BILLBOARD: Büyük boy açıkhava reklam panosu.

BLIND PRODUCT TEST: Kör ürün testi.

BLUE PRINT: Ozalit. Özel mavi kağıdın üzerine şekillerin beyaz renkte çizildiği bir baskı türü.

BOGO: Buy one get one free cümlerisinin kısaltılmışı(B1G1F)

BONUS PACK: Aynı paraya daha fazla ürün verilen promosyon türü.

BOTTOM LINE: Gelir tablosunda vergiden önceki net kazanç satırı.

BOUTIQUE AGENCY: Yurtdışında reklamın sadece yaratıcı yönüyle ilgilenen ajans. Creative Boutique. Bizde, ambalaj, katalog, POP, gibi sadece grafik tasarım yapan ajanslar.

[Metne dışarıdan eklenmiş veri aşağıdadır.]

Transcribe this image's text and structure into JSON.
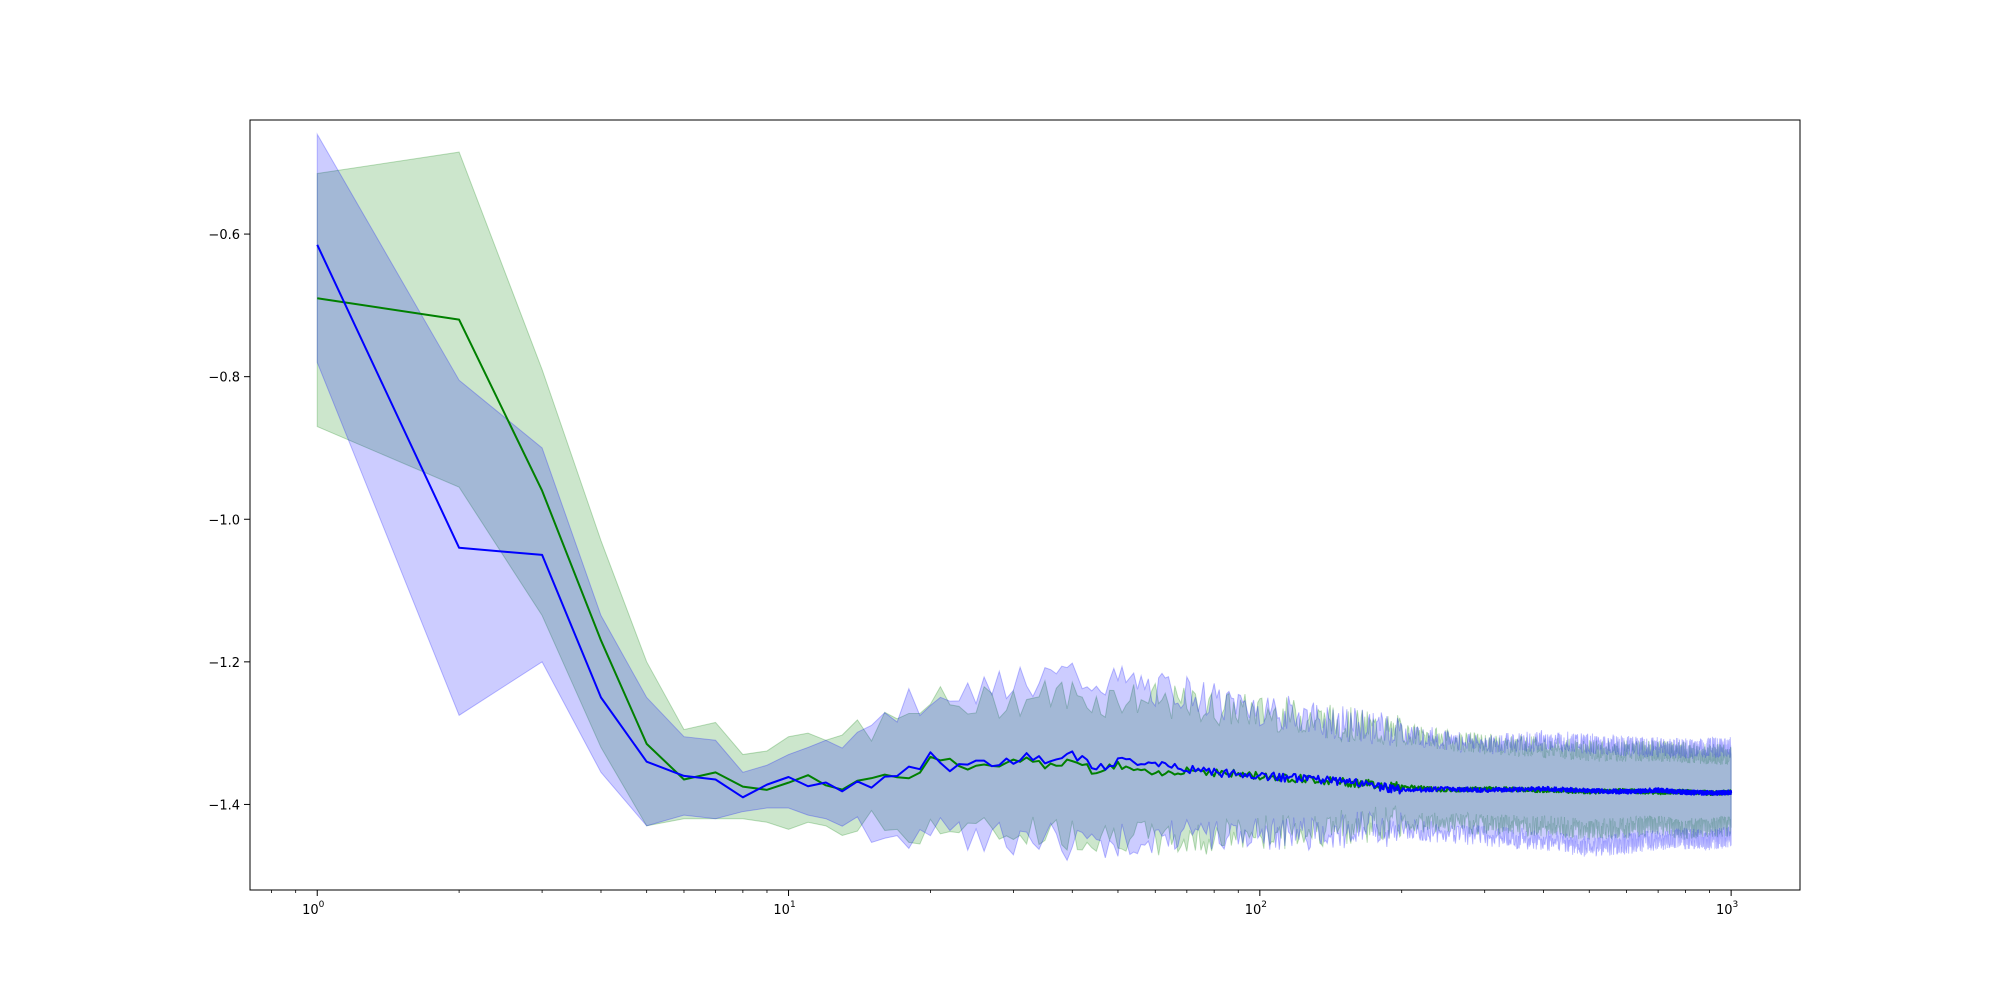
{
  "chart_data": {
    "type": "line",
    "title": "",
    "xlabel": "",
    "ylabel": "",
    "xscale": "log",
    "xlim": [
      0.72,
      1400
    ],
    "ylim": [
      -1.52,
      -0.44
    ],
    "grid": false,
    "legend": "none",
    "x_ticks": [
      {
        "value": 1,
        "base": "10",
        "exp": "0"
      },
      {
        "value": 10,
        "base": "10",
        "exp": "1"
      },
      {
        "value": 100,
        "base": "10",
        "exp": "2"
      },
      {
        "value": 1000,
        "base": "10",
        "exp": "3"
      }
    ],
    "y_ticks": [
      {
        "value": -1.4,
        "label": "−1.4"
      },
      {
        "value": -1.2,
        "label": "−1.2"
      },
      {
        "value": -1.0,
        "label": "−1.0"
      },
      {
        "value": -0.8,
        "label": "−0.8"
      },
      {
        "value": -0.6,
        "label": "−0.6"
      }
    ],
    "series": [
      {
        "color": "#008000",
        "band_color": "#008000",
        "band_opacity": 0.2,
        "x": [
          1,
          2,
          3,
          4,
          5,
          6,
          7,
          8,
          9,
          10,
          11,
          12,
          13,
          14,
          15,
          16,
          17,
          18,
          19,
          20,
          22,
          25,
          28,
          32,
          36,
          40,
          45,
          50,
          60,
          70,
          80,
          100,
          130,
          160,
          200,
          250,
          300,
          400,
          500,
          600,
          700,
          800,
          900,
          1000
        ],
        "y": [
          -0.69,
          -0.72,
          -0.96,
          -1.17,
          -1.315,
          -1.365,
          -1.355,
          -1.375,
          -1.385,
          -1.37,
          -1.355,
          -1.37,
          -1.375,
          -1.365,
          -1.36,
          -1.355,
          -1.365,
          -1.36,
          -1.35,
          -1.335,
          -1.34,
          -1.35,
          -1.345,
          -1.34,
          -1.345,
          -1.335,
          -1.355,
          -1.345,
          -1.36,
          -1.35,
          -1.355,
          -1.36,
          -1.365,
          -1.37,
          -1.375,
          -1.38,
          -1.378,
          -1.38,
          -1.382,
          -1.381,
          -1.383,
          -1.382,
          -1.384,
          -1.383
        ],
        "upper": [
          -0.515,
          -0.485,
          -0.79,
          -1.03,
          -1.2,
          -1.295,
          -1.285,
          -1.33,
          -1.325,
          -1.305,
          -1.3,
          -1.31,
          -1.305,
          -1.295,
          -1.29,
          -1.29,
          -1.285,
          -1.28,
          -1.27,
          -1.255,
          -1.26,
          -1.26,
          -1.255,
          -1.25,
          -1.245,
          -1.245,
          -1.255,
          -1.25,
          -1.255,
          -1.26,
          -1.265,
          -1.27,
          -1.28,
          -1.29,
          -1.3,
          -1.31,
          -1.315,
          -1.32,
          -1.325,
          -1.325,
          -1.325,
          -1.327,
          -1.33,
          -1.33
        ],
        "lower": [
          -0.87,
          -0.955,
          -1.135,
          -1.32,
          -1.43,
          -1.42,
          -1.42,
          -1.42,
          -1.425,
          -1.435,
          -1.425,
          -1.43,
          -1.435,
          -1.43,
          -1.43,
          -1.435,
          -1.43,
          -1.435,
          -1.435,
          -1.43,
          -1.435,
          -1.44,
          -1.44,
          -1.435,
          -1.44,
          -1.44,
          -1.445,
          -1.44,
          -1.45,
          -1.45,
          -1.445,
          -1.44,
          -1.435,
          -1.43,
          -1.425,
          -1.425,
          -1.428,
          -1.43,
          -1.435,
          -1.432,
          -1.43,
          -1.435,
          -1.432,
          -1.43
        ]
      },
      {
        "color": "#0000ff",
        "band_color": "#0000ff",
        "band_opacity": 0.2,
        "x": [
          1,
          2,
          3,
          4,
          5,
          6,
          7,
          8,
          9,
          10,
          11,
          12,
          13,
          14,
          15,
          16,
          17,
          18,
          19,
          20,
          22,
          25,
          28,
          32,
          36,
          40,
          45,
          50,
          60,
          70,
          80,
          100,
          130,
          160,
          200,
          250,
          300,
          400,
          500,
          600,
          700,
          800,
          900,
          1000
        ],
        "y": [
          -0.615,
          -1.04,
          -1.05,
          -1.25,
          -1.34,
          -1.36,
          -1.365,
          -1.39,
          -1.37,
          -1.36,
          -1.37,
          -1.375,
          -1.38,
          -1.37,
          -1.375,
          -1.365,
          -1.36,
          -1.35,
          -1.345,
          -1.33,
          -1.35,
          -1.34,
          -1.345,
          -1.33,
          -1.34,
          -1.33,
          -1.35,
          -1.34,
          -1.345,
          -1.35,
          -1.355,
          -1.36,
          -1.365,
          -1.37,
          -1.38,
          -1.378,
          -1.38,
          -1.378,
          -1.381,
          -1.382,
          -1.38,
          -1.383,
          -1.384,
          -1.383
        ],
        "upper": [
          -0.46,
          -0.805,
          -0.9,
          -1.135,
          -1.25,
          -1.305,
          -1.31,
          -1.355,
          -1.345,
          -1.33,
          -1.32,
          -1.31,
          -1.3,
          -1.29,
          -1.28,
          -1.27,
          -1.27,
          -1.26,
          -1.255,
          -1.24,
          -1.24,
          -1.235,
          -1.23,
          -1.225,
          -1.225,
          -1.22,
          -1.23,
          -1.23,
          -1.24,
          -1.245,
          -1.255,
          -1.265,
          -1.28,
          -1.29,
          -1.3,
          -1.31,
          -1.315,
          -1.31,
          -1.315,
          -1.318,
          -1.32,
          -1.322,
          -1.32,
          -1.32
        ],
        "lower": [
          -0.78,
          -1.275,
          -1.2,
          -1.355,
          -1.43,
          -1.415,
          -1.42,
          -1.41,
          -1.405,
          -1.405,
          -1.415,
          -1.42,
          -1.425,
          -1.425,
          -1.435,
          -1.435,
          -1.44,
          -1.44,
          -1.44,
          -1.44,
          -1.445,
          -1.445,
          -1.45,
          -1.45,
          -1.45,
          -1.455,
          -1.45,
          -1.45,
          -1.445,
          -1.445,
          -1.44,
          -1.44,
          -1.44,
          -1.435,
          -1.435,
          -1.44,
          -1.445,
          -1.45,
          -1.46,
          -1.455,
          -1.45,
          -1.448,
          -1.45,
          -1.445
        ]
      }
    ]
  }
}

BRAND EQUITY: Tüketici tarafından satın alınan, fiziksel özelliklerinin yanısıra duygusal bağlantısı, sahsiyeti olan ve tatmin sağlayan bir karışım.

BRAND BUILDING: Marka inşaa etme.

BRAND POSITINING DOCUMENT: Marka konumlandırma dökümanı. Markanın sık değişmeyen temel unsurlarını içeren, tüm yönetim kademelerince imzalanan tek sayfalık döküman. Marka anayasası. MARKOD.

BRADN MANAGER: Marka Yöneticisi, Marka Müdürü, Marka sorumlusu.

BREAK EVEN: Başabaş Noktası(Payout)

BRIEF: Pazarlamadan ajanslara, hizmet faturalarına veya diğer departmanlara çıkan iş talepleri.

BUNDLE: Bir ürünü pazara verebilmemize yeterli olan tüm bilgilerin toplamı.Formülü, ambalajı, tasarımı, konsepti, konumlandırmayı, satış planı ve muhtemelen reklam filmini içerir.

BURST: Medya planında bir dönem çok yoğunlaşarak normalin üzerinde bir erişim (reach) ve frekans elde edilmesi.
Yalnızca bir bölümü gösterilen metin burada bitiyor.